Expect an Oscar nomination for this poignant and historically significant documentary.
Jane Goodall is world-renowned for her study of chimpanzees in the Gombe Reserve, Africa. Incredibly, she accepted her assignment in 1962 at the tender age of 26 while knowing nothing about chimpanzees or their habitat.
This magnificent film, directed by Brett Morgen, makes use of over 100 hours of videotaped footage taken of Ms. Goodall during her early years that were somehow overlooked. Young, adventuresome and dedicated, Ms. Goodall spent her first five months in the jungle unable to make contact with a single chimpanzee.
What unfolds is a story you will never forget. Ms. Goodall’s interaction with the chimps results in her becoming a surrogate member of their extended family. Lured to Jane’s campsite by bananas that she left out in the open for them, they soon began to take clothing and other materials that were fun to tear apart.
Jane was eventually joined in her adventure by Hugo van Lawick, a photographer from National Geographic. They were soon attracted to one another and eventually returned to England to get married. They were a warm, handsome couple who eventually divorced when Hugo’s photographic skills left him dedicated to recording life on the Serengeti while his wife stayed in Gombe to continue her work.
Many of the apes were given names by Ms. Goodall, and their relationship evolved into a platonic friendship.

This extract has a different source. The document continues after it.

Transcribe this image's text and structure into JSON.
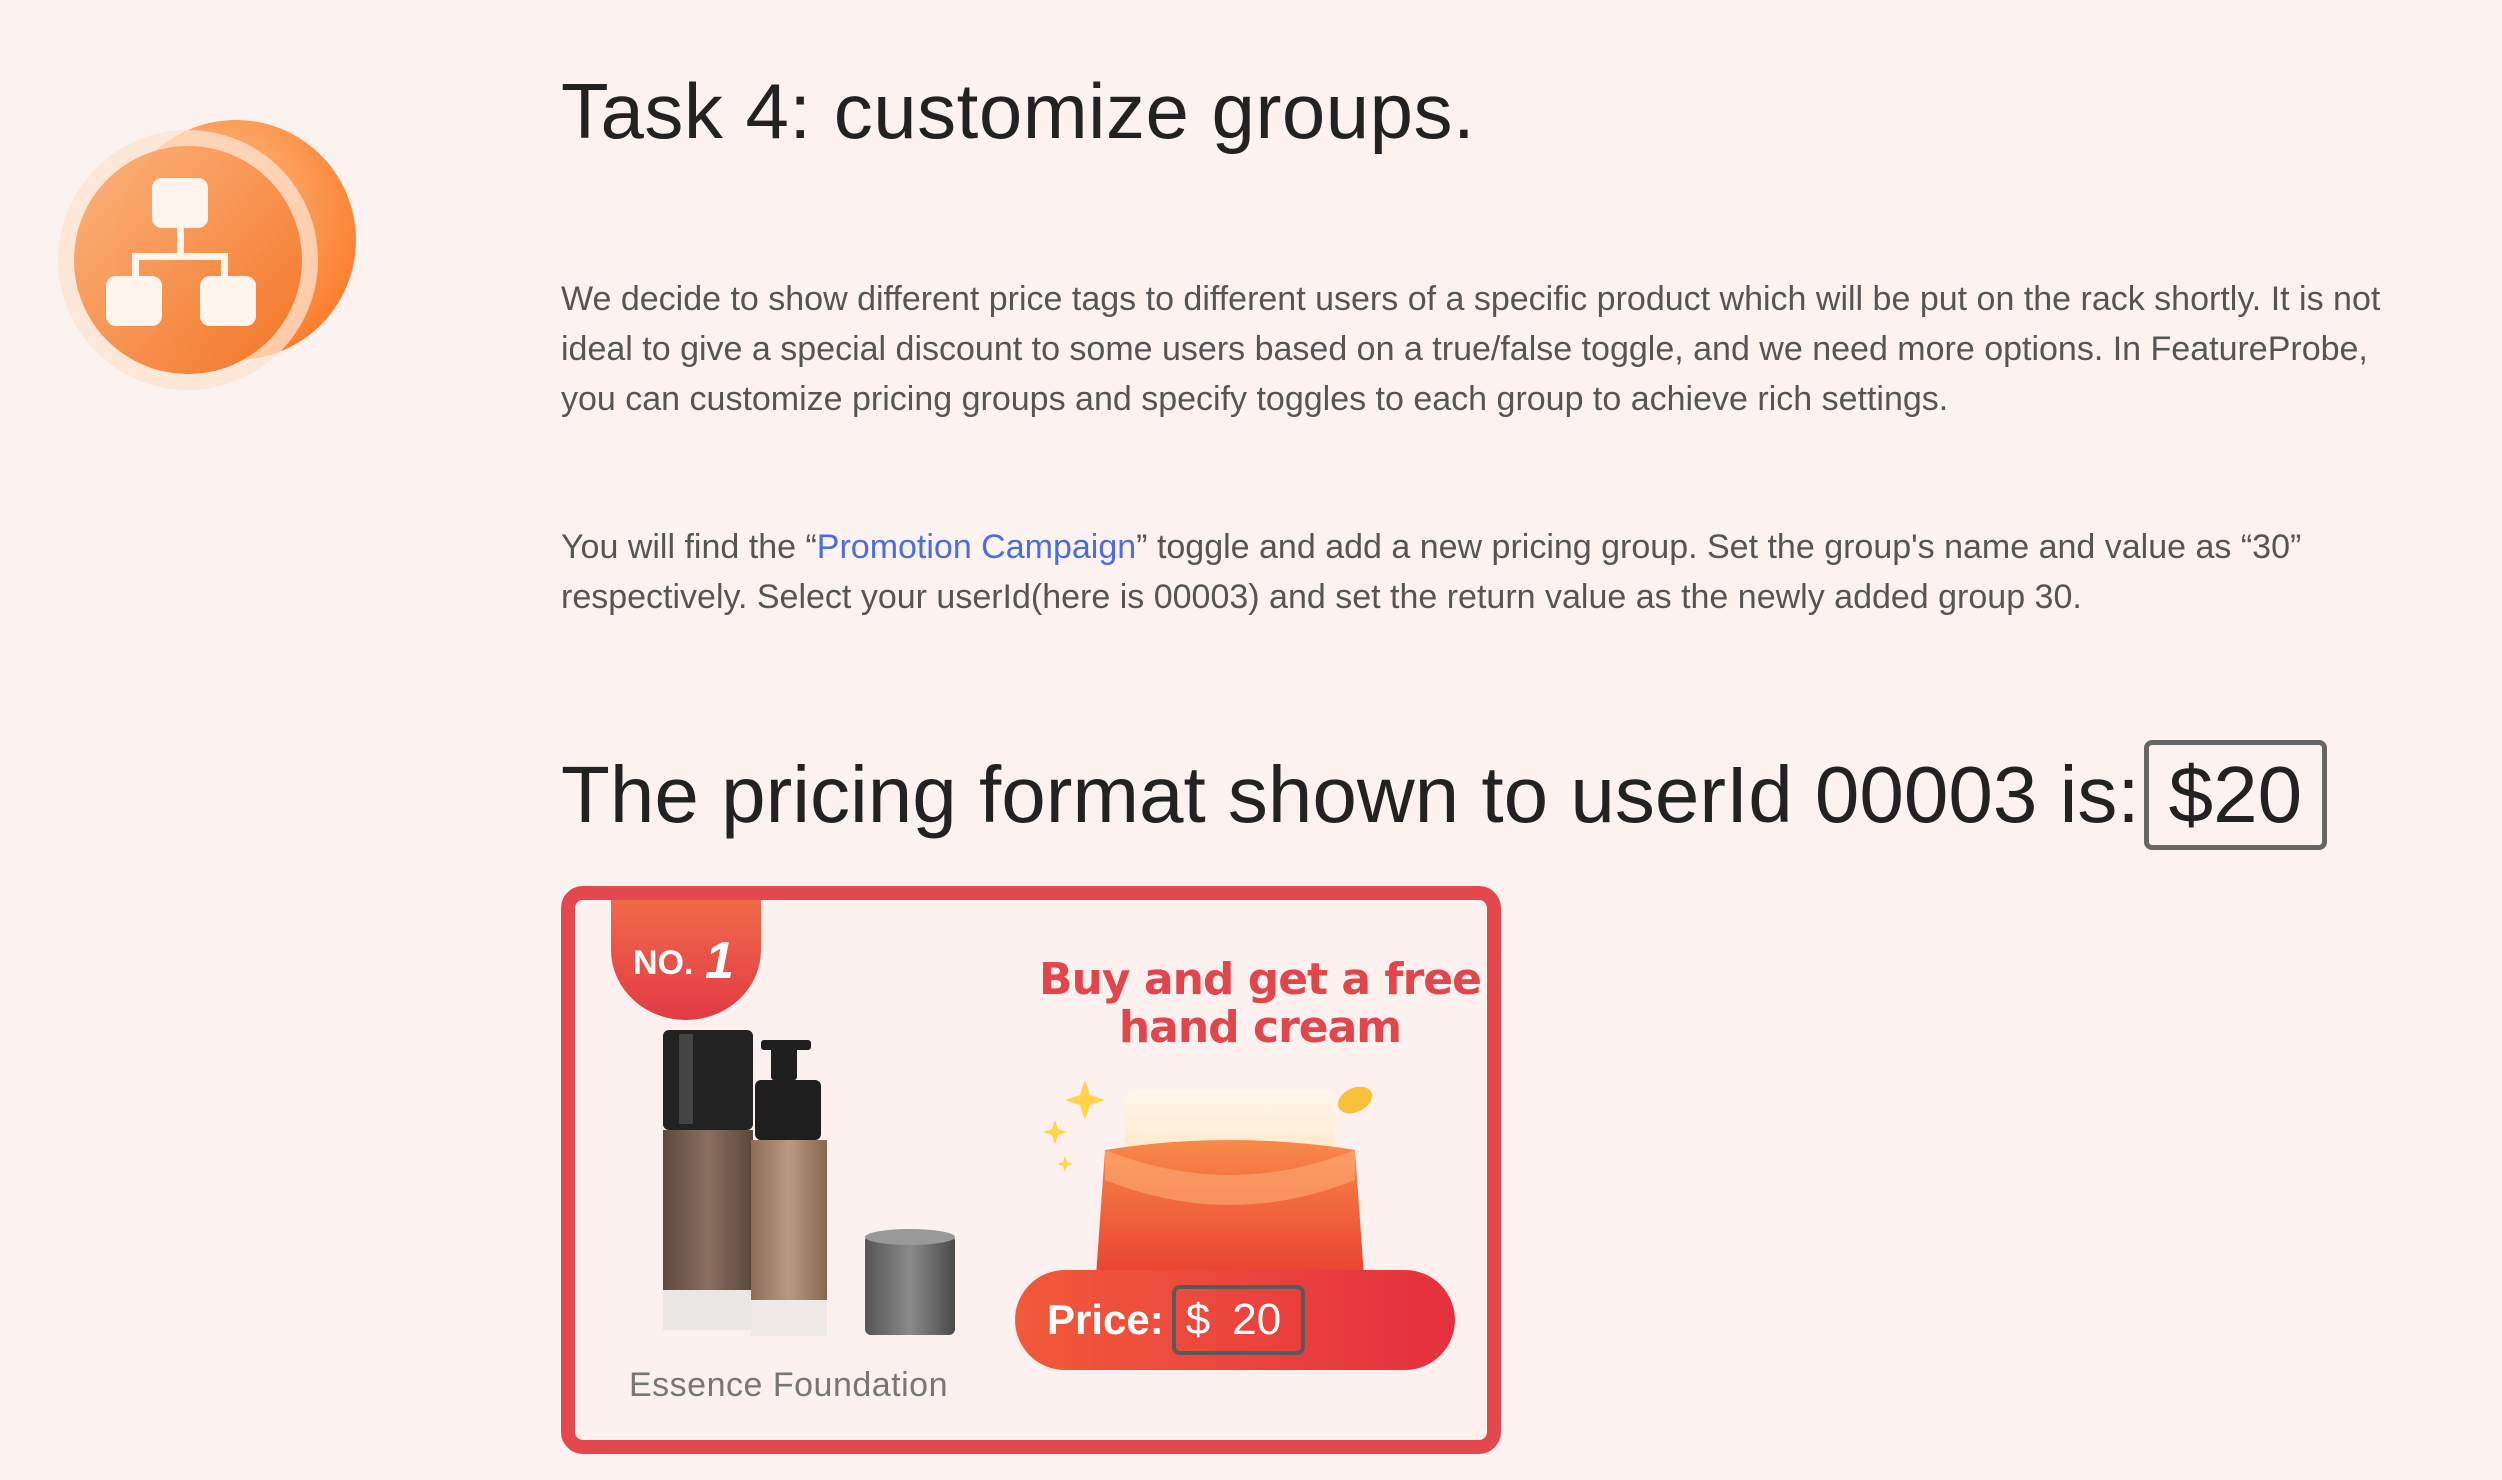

This became all the more difficult to watch when polio spread throughout the ape community, leading to paralysis and death. Be prepared to wipe away tears as you watch these scenes.
The world knew as little about chimpanzees as Jane when she first arrived in Africa in 1962. She was able to discover several different colonies that used sticks to catch edible insects in the same fashion that humans use fishing poles. Unfortunately, the apes also used clubs as weapons, and she observed a war break out that left one colony decimated.
Though Jane was originally sent on her journey to try to obtain some knowledge about how Neanderthal man survived thousands of years ago, she inadvertently discovered a similar relationship between apes and humans. Given our propensity to kill one another on a massive scale across the globe it makes you wonder what apes would be thinking if they tried to study us.